Closed rileyschack closed 3 years ago

rileyschack commented 3 years ago

cols_to_array only accepts columns passed as a str and not as a Column. Use cases are when a user needs to pass a map with a specified key/value

df = spark.createDataFrame(
    [
        (1, 2, {"a": 5}),
        (1, 2, {"a": 6}),
        (1, 2, {"b": 7})
    ],
    ["col1", "col2", "col3"]
)

df.withColumn("col4", cols_to_array("col1", F.col("col3")["a"]))
rileyschack commented 3 years ago

Obviously a workaround is to create the column first. Doesn't work as nicely though if the user wants to use a list comprehension to create an array of n columns (with some sort of transformation first).

WesRoach commented 3 years ago

I didn't anticipate users referencing a key from a Map column through a Column object. Valid use case.

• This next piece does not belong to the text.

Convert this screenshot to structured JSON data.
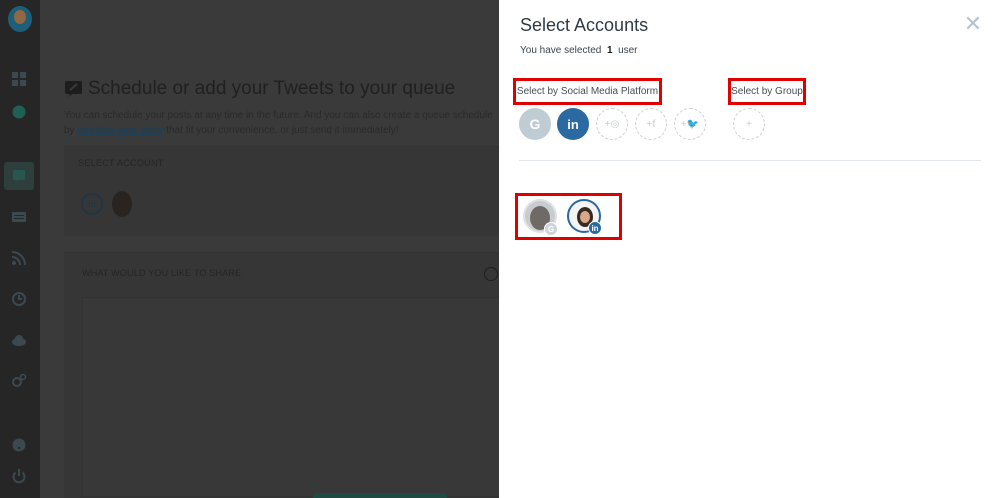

PySpark comes with all sorts of built in ways to parse user parameters and we're probably better off falling back to their solutions. The downside is of course that many of the functions they utilize are not user-facing, i.e. _function_name.

Existing solution is written for pre-3.1.0 and requires falling back to Spark SQL built-ins as the PySpark DataFrame API did not contain a reference to the filter function. PySpark >=3.1.0 now contains a DataFrame API reference to the filter function for arrays.

I'm not sure there's any interest in maintaining support for older versions of PySpark at this time given our user base of 6.